Working groups and SIGs address domains such as discovery, fulfillment, metadata, resource sharing, and digital preservation, with participation from specialists at National Library of Scotland, Biblioteca Nacional de Portugal, Koninklijke Bibliotheek, Swedish National Library, and National Library of Australia. Topic-specific groups coordinate with initiatives like LOCKSS, PREMIS, Dublin Core Metadata Initiative, BIBFRAME, and Linked Open Data projects represented by institutions such as MIT Libraries, Princeton University Library, Yale University Library, and University of Southern California.
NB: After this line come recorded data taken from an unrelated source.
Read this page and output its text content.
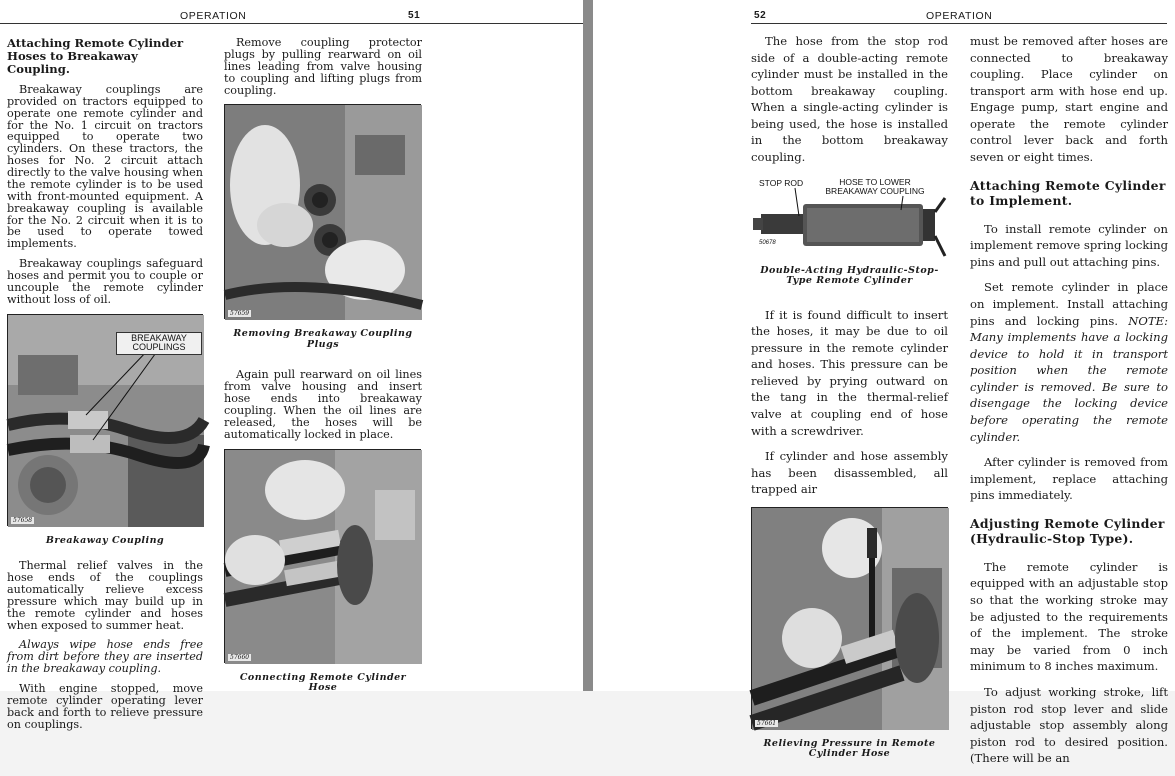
OPERATION	51
Attaching Remote Cylinder Hoses to Breakaway Coupling.

Breakaway couplings are provided on tractors equipped to operate one remote cylinder and for the No. 1 circuit on tractors equipped to operate two cylinders. On these tractors, the hoses for No. 2 circuit attach directly to the valve housing when the remote cylinder is to be used with front-mounted equipment. A breakaway coupling is available for the No. 2 circuit when it is to be used to operate towed implements.

Breakaway couplings safeguard hoses and permit you to couple or uncouple the remote cylinder without loss of oil.

BREAKAWAY COUPLINGS
57658
Breakaway Coupling

Thermal relief valves in the hose ends of the couplings automatically relieve excess pressure which may build up in the remote cylinder and hoses when exposed to summer heat.

Always wipe hose ends free from dirt before they are inserted in the breakaway coupling.

With engine stopped, move remote cylinder operating lever back and forth to relieve pressure on couplings.

Remove coupling protector plugs by pulling rearward on oil lines leading from valve housing to coupling and lifting plugs from coupling.

57659
Removing Breakaway Coupling Plugs

Again pull rearward on oil lines from valve housing and insert hose ends into breakaway coupling. When the oil lines are released, the hoses will be automatically locked in place.

57660
Connecting Remote Cylinder Hose
52	OPERATION

The hose from the stop rod side of a double-acting remote cylinder must be installed in the bottom breakaway coupling. When a single-acting cylinder is being used, the hose is installed in the bottom breakaway coupling.

STOP ROD	HOSE TO LOWER BREAKAWAY COUPLING
50678
Double-Acting Hydraulic-Stop-Type Remote Cylinder

If it is found difficult to insert the hoses, it may be due to oil pressure in the remote cylinder and hoses. This pressure can be relieved by prying outward on the tang in the thermal-relief valve at coupling end of hose with a screwdriver.

If cylinder and hose assembly has been disassembled, all trapped air

57661
Relieving Pressure in Remote Cylinder Hose

must be removed after hoses are connected to breakaway coupling. Place cylinder on transport arm with hose end up. Engage pump, start engine and operate the remote cylinder control lever back and forth seven or eight times.

Attaching Remote Cylinder to Implement.

To install remote cylinder on implement remove spring locking pins and pull out attaching pins.

Set remote cylinder in place on implement. Install attaching pins and locking pins. NOTE: Many implements have a locking device to hold it in transport position when the remote cylinder is removed. Be sure to disengage the locking device before operating the remote cylinder.

After cylinder is removed from implement, replace attaching pins immediately.

Adjusting Remote Cylinder (Hydraulic-Stop Type).

The remote cylinder is equipped with an adjustable stop so that the working stroke may be adjusted to the requirements of the implement. The stroke may be varied from 0 inch minimum to 8 inches maximum.

To adjust working stroke, lift piston rod stop lever and slide adjustable stop assembly along piston rod to desired position. (There will be an
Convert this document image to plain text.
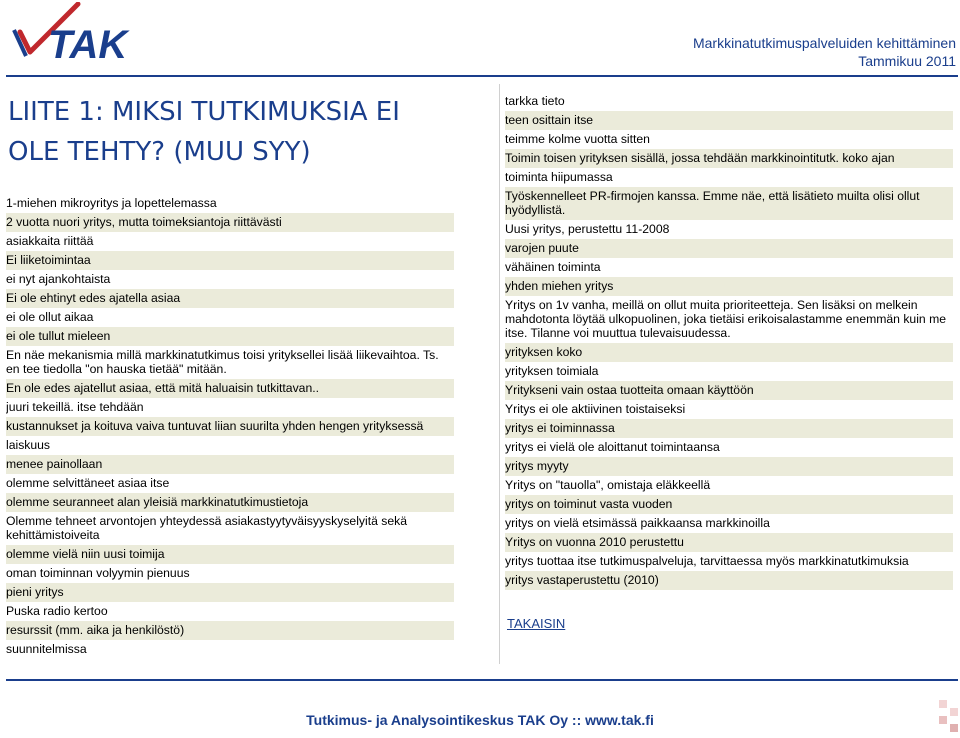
TAK	Markkinatutkimuspalveluiden kehittäminen
Tammikuu 2011
LIITE 1: MIKSI TUTKIMUKSIA EI OLE TEHTY? (MUU SYY)
1-miehen mikroyritys ja lopettelemassa
2 vuotta nuori yritys, mutta toimeksiantoja riittävästi
asiakkaita riittää
Ei liiketoimintaa
ei nyt ajankohtaista
Ei ole ehtinyt edes ajatella asiaa
ei ole ollut aikaa
ei ole tullut mieleen
En näe mekanismia millä markkinatutkimus toisi yrityksellei lisää liikevaihtoa. Ts. en tee tiedolla "on hauska tietää" mitään.
En ole edes ajatellut asiaa, että mitä haluaisin tutkittavan..
juuri tekeillä. itse tehdään
kustannukset ja koituva vaiva tuntuvat liian suurilta yhden hengen yrityksessä
laiskuus
menee painollaan
olemme selvittäneet asiaa itse
olemme seuranneet alan yleisiä markkinatutkimustietoja
Olemme tehneet arvontojen yhteydessä asiakastyytyväisyyskyselyitä sekä kehittämistoiveita
olemme vielä niin uusi toimija
oman toiminnan volyymin pienuus
pieni yritys
Puska radio kertoo
resurssit (mm. aika ja henkilöstö)
suunnitelmissa
tarkka tieto
teen osittain itse
teimme kolme vuotta sitten
Toimin toisen yrityksen sisällä, jossa tehdään markkinointitutk. koko ajan
toiminta hiipumassa
Työskennelleet PR-firmojen kanssa. Emme näe, että lisätieto muilta olisi ollut hyödyllistä.
Uusi yritys, perustettu 11-2008
varojen puute
vähäinen toiminta
yhden miehen yritys
Yritys on 1v vanha, meillä on ollut muita prioriteetteja. Sen lisäksi on melkein mahdotonta löytää ulkopuolinen, joka tietäisi erikoisalastamme enemmän kuin me itse. Tilanne voi muuttua tulevaisuudessa.
yrityksen koko
yrityksen toimiala
Yritykseni vain ostaa tuotteita omaan käyttöön
Yritys ei ole aktiivinen toistaiseksi
yritys ei toiminnassa
yritys ei vielä ole aloittanut toimintaansa
yritys myyty
Yritys on "tauolla", omistaja eläkkeellä
yritys on toiminut vasta vuoden
yritys on vielä etsimässä paikkaansa markkinoilla
Yritys on vuonna 2010 perustettu
yritys tuottaa itse tutkimuspalveluja, tarvittaessa myös markkinatutkimuksia
yritys vastaperustettu (2010)
TAKAISIN
Tutkimus- ja Analysointikeskus TAK Oy :: www.tak.fi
SIGs often mirror professional committees in organizations like Cataloging and Metadata Institute, Association for Library Collections & Technical Services, and Society of American Archivists and collaborate with consortial technical teams from Orbis Cascade Alliance, CARL, and HathiTrust Research Center.

Collaboration with Ex Libris (company)

The group maintains formal channels for product feedback, beta testing, and roadmap discussions with Ex Libris (company), involving product managers, professional services directors, and engineering teams. Joint sessions have included technical briefings alongside vendor outreach similar to engagements by ProQuest, EBSCO Information Services, Clarivate, Elsevier, and Google Scholar representatives at larger gatherings. Collaborative projects have addressed interoperability with third-party platforms such as Blacklight, VuFind, SFX, WorldCat, and integrations with institutional systems like PeopleSoft, SAP, Workday, and library authentication services including Shibboleth and OpenAthens.

Impact on Library Services and Implementations

User-driven recommendations have influenced features that affect discovery layers, electronic resource management, and fulfillment workflows used by libraries such as University of California system, California Digital Library, British Library, National Library of Finland, and University of Hong Kong. Collective advocacy has shaped migrations from legacy systems like Voyager and Aleph to cloud-based platforms adopted by Cornell, University of Washington, University of Wisconsin–Madison, and national networks such as Library and Archives Canada. Contributions to best practices intersect with preservation standards used by National Archives and Records Administration, Library of Congress Digital Preservation, and research data services at European Organization for Nuclear Research.

Publications and Resources

The group publishes conference proceedings, migration case studies, and technical white papers used by practitioners at institutions including Harvard Business School Library, London School of Economics, Royal Botanic Gardens, Kew, Wellcome Library, Sloan Foundation Library, and Rockefeller Archive Center. Resources include presentations, FAQs, and implementation checklists that parallel materials from IThaka, Educause, JISC Digital Resources, and professional fora like NISO. Training materials and recorded sessions are frequently referenced by staff at National Library of China, Seoul National University, Peking University, University of São Paulo, and University of Cape Town.